On Christmas Eve, I sent a satirical tweet about an imaginary concept, “white genocide.” For those who haven’t bothered to do their research, “white genocide” is an idea invented by white supremacists and used to denounce everything from interracial relationships to multicultural policies (and most recently, against a tweet by State Farm Insurance). It is a figment of the racist imagination, it should be mocked, and I’m glad to have mocked it.

What I am not glad about is that this satirical tweet became fodder for online white supremacists to systematically harass me and my employer, Drexel University. Beginning with Breitbart.com—formerly the domain of Special Counselor to the President-Elect, Steve Bannon—and running through the depths of Reddit discussion boards, a coordinated smear campaign was orchestrated to send mass tweets and emails to myself, my employer, and my colleagues. I have received hundreds of death threats.

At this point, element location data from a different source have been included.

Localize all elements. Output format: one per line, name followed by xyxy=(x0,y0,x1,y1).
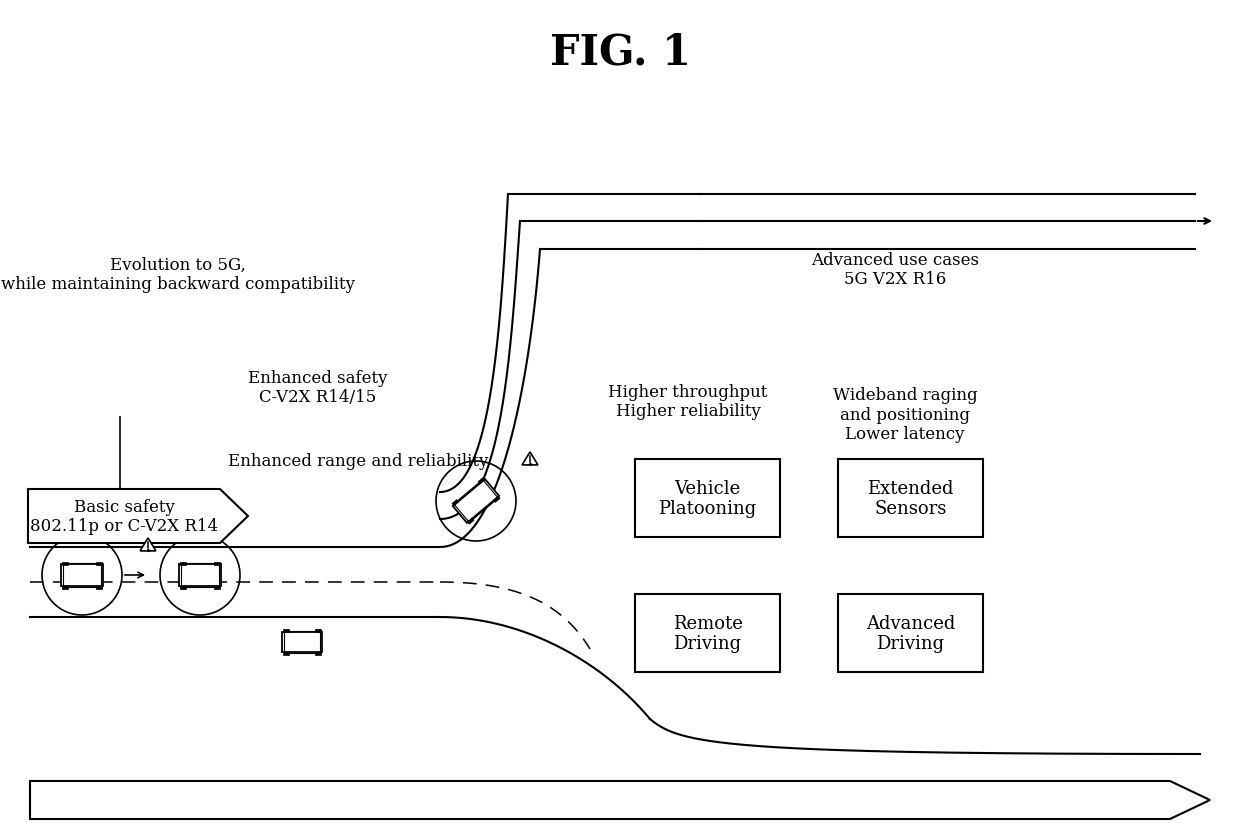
Polygon shape xyxy=(283,652,289,655)
Polygon shape xyxy=(467,518,474,524)
Text: Higher throughput
Higher reliability: Higher throughput Higher reliability xyxy=(609,383,768,420)
Polygon shape xyxy=(453,500,459,507)
Polygon shape xyxy=(62,562,68,565)
FancyBboxPatch shape xyxy=(635,594,780,672)
Polygon shape xyxy=(315,630,321,632)
Text: Advanced
Driving: Advanced Driving xyxy=(866,614,955,653)
Polygon shape xyxy=(522,452,538,466)
Text: Vehicle
Platooning: Vehicle Platooning xyxy=(658,479,756,517)
Polygon shape xyxy=(180,562,186,565)
Polygon shape xyxy=(62,586,68,589)
Polygon shape xyxy=(95,562,102,565)
Text: Remote
Driving: Remote Driving xyxy=(672,614,743,653)
Polygon shape xyxy=(283,630,289,632)
Polygon shape xyxy=(215,586,219,589)
Polygon shape xyxy=(315,652,321,655)
Text: Wideband raging
and positioning
Lower latency: Wideband raging and positioning Lower la… xyxy=(833,386,977,442)
Polygon shape xyxy=(281,632,322,653)
Polygon shape xyxy=(61,564,103,586)
Polygon shape xyxy=(140,538,156,551)
FancyBboxPatch shape xyxy=(838,594,983,672)
Text: FIG. 1: FIG. 1 xyxy=(549,31,691,73)
Polygon shape xyxy=(479,478,485,484)
Text: Enhanced range and reliability: Enhanced range and reliability xyxy=(228,453,489,470)
FancyBboxPatch shape xyxy=(635,460,780,538)
Polygon shape xyxy=(95,586,102,589)
Text: Basic safety
802.11p or C-V2X R14: Basic safety 802.11p or C-V2X R14 xyxy=(30,498,218,535)
Text: Enhanced safety
C-V2X R14/15: Enhanced safety C-V2X R14/15 xyxy=(248,370,388,405)
Polygon shape xyxy=(215,562,219,565)
FancyBboxPatch shape xyxy=(838,460,983,538)
Polygon shape xyxy=(29,489,248,543)
Polygon shape xyxy=(180,586,186,589)
Text: Extended
Sensors: Extended Sensors xyxy=(867,479,954,517)
Text: Advanced use cases
5G V2X R16: Advanced use cases 5G V2X R16 xyxy=(811,252,980,288)
Text: Evolution to 5G,
while maintaining backward compatibility: Evolution to 5G, while maintaining backw… xyxy=(1,257,355,293)
Polygon shape xyxy=(179,564,221,586)
Polygon shape xyxy=(453,480,500,523)
Polygon shape xyxy=(494,497,500,502)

Drexel University issued a statement on the matter, apparently without understanding either the content or the context of the tweets. While Drexel has been nothing but supportive in the past, this statement is worrying. While upholding my right to free expression, the statement refers to my (satirical) tweets as “utterly reprehensible.” What is most unfortunate is that this statement amounts to caving to the truly reprehensible movements and organizations that I was critiquing. On the university level, moreover, this statement—despite a tepid defense of free speech—sends a chilling message and sets a frightening precedent. It exposes untenured and temporary faculty not only to internal disciplinary scrutiny, but equally importantly, it encourages harassment as an effective means to impact university policies.

As my students will attest, my classroom is a free-for-all of ideas, in which anyone is welcome to their opinions, but expected to defend those opinions with argument. I teach regularly on the history of genocidal practices like colonialism and slavery—genocides carried out by the very same kind of violent racists who are smearing me today. That violent racism will now have a voice in the White House is truly frightening—I am not the first and I won’t be the last to be harassed and threatened by Bannon, Trump, and co.

White supremacy is on the rise, and we must fight it by any means. In that fight, universities will need to choose whether they are on the side of free expression and academic debate, or on the side of the racist mob.